Oracle does provide Software as a Service (SaaS) services, including hosted and managed offerings directly, as part of its Oracle on Demand services. While Oracle offers just two SaaS services right now – Oracle CRM on Demand and Oracle Argus Safety (life sciences) it plans to roll out a lot more SaaS offerings in the near future. Oracle runs these two services using its own data centers. In addition, Oracle supports the Oracle Database and Oracle Fusion Middleware in the Amazon Elastic Compute Cloud (EC2). You can use your existing Oracle licenses or buy new licenses to run these products in Amazon EC2. Oracle also provides free Amazon Machine Images (AMI) , which enables you to configure and provision databases in Amazon cloud in just a few minutes. You can also back up your non cloud Oracle databases in the cloud through the Amazon Simple Storage Service (S3) using Oracle’s back solution, Oracle Secure Backup – this way, if you’ve to recover your database in a hurry, you don’t have to run around looking for your tape backups – you can simply restore and recover your database from Amazon’s S3 cloud.

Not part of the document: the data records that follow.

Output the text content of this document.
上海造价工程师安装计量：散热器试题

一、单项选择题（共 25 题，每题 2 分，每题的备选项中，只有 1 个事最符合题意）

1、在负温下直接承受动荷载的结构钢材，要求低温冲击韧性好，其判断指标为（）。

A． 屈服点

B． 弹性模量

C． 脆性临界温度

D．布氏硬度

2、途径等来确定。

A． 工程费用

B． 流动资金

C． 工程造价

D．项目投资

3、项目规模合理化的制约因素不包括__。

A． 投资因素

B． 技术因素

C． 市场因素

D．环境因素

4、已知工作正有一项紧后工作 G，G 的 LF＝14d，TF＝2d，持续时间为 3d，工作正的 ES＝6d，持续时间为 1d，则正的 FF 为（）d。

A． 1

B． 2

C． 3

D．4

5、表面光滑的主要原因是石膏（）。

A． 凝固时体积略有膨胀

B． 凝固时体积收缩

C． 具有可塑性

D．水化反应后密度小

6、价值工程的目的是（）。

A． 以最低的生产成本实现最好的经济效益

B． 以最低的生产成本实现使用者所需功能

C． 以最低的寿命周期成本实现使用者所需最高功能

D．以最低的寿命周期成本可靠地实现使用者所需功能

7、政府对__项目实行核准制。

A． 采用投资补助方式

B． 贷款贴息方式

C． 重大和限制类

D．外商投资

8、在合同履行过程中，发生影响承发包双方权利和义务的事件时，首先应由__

Just yesterday (November 11), during the FireGlobal Conference in Seattle, Mark Hurd, the new President of Oracle Corporation, set things a flutter when he remarked that he didn’t know what the word “cloud” means. I’m sure Hurd understands what the perception of a cloud is – he’s concerned that folks seem to abandon normal due diligence regarding hardware and software, just because they’re being hosted in the cloud – and he’s right in his concern. You’ve to evaluate the security and compliance issues for cloud based services just as you’d evaluate those things when you run things in your own data center.